The Fiesta Bowl, played at University of Phoenix Stadium in Glendale, Ariz., is in the second season of a four-year deal to be one of the four bowls that rotate hosting the national championship game.
Tuesday’s report said the bowl spent $33,188 for a birthday bash for Junker in Pebble Beach., Calif., and $13,000 for the wedding and honeymoon of Junker’s assistant.
Of the $4.8 million charged to Junker’s American Express card over the 10 years he was president and CEO, investigators deemed less than half the expenses “appropriate.”

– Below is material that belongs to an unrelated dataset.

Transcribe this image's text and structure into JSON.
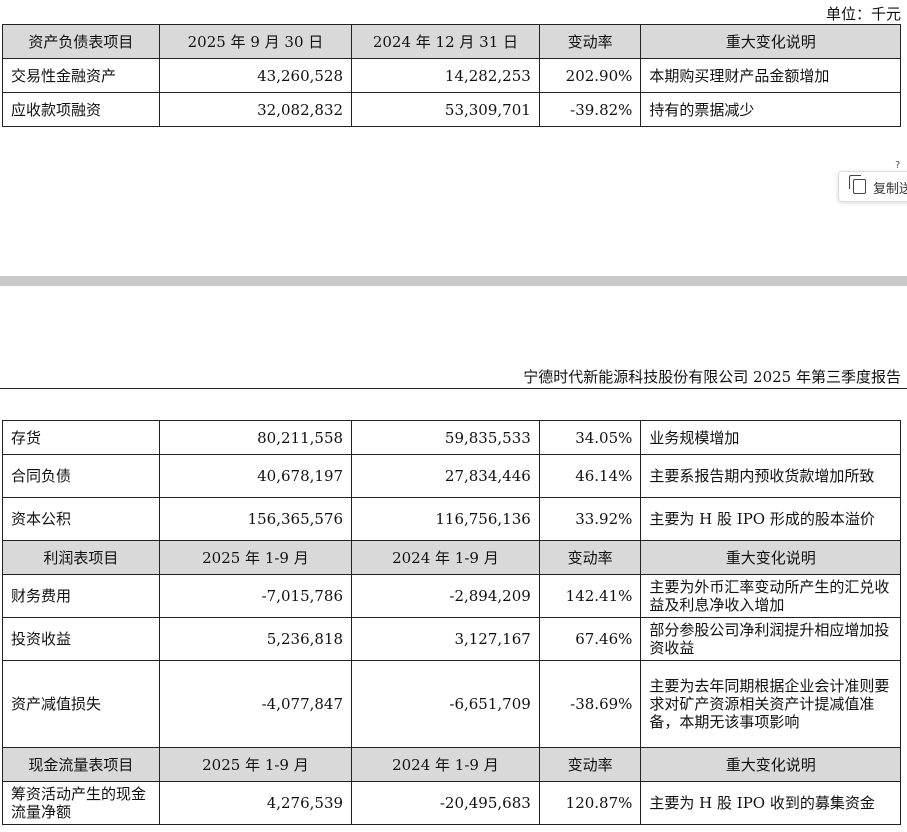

Junker picked up a $1,200 tab at a Phoenix strip club for himself and two others, including a sheriff’s lieutenant who worked for the Fiesta Bowl on the side. Junker wrote on his American Express bill that the meeting was for “security site planning.”
Junker took some or all of his family on 27 trips, the report said.
The Fiesta Bowl also paid for his membership in four elite private golf clubs, one in Oregon, one in Oklahoma and two in Arizona.
The scandal began to unravel when The Arizona Republic reported in December 2009 that five former or current Fiesta Bowl employees had been reimbursed for political donations they were encouraged to make.
A brief investigation by former Arizona Attorney General Grant Woods, no relation to the board chairman, led to the conclusion that there was no credible evidence to support the allegations.
Now the board says that report was “flawed.”
Duane Woods said that last September, an employee — identified in the report as Junker’s executive assistant, Kelly Keough — went to his office and told him that indeed the reimbursements had been made.
The bowl began another investigation led by a three-person panel headed by a retired Arizona state supreme court justice.
Most of their report centers on the contribution scheme, in existence since at least 2002, where top officials would strongly urge employees to make contributions to favored candidates, including Republican Sens. John McCain and Jon Kyl.
The reimbursements were listed as at least $46,539.
Duane Woods has said the system violated state campaign finance laws and endangers the bowl’s nonprofit status.
“The lesson here really is that we placed too much trust in a single individual,” Woods said.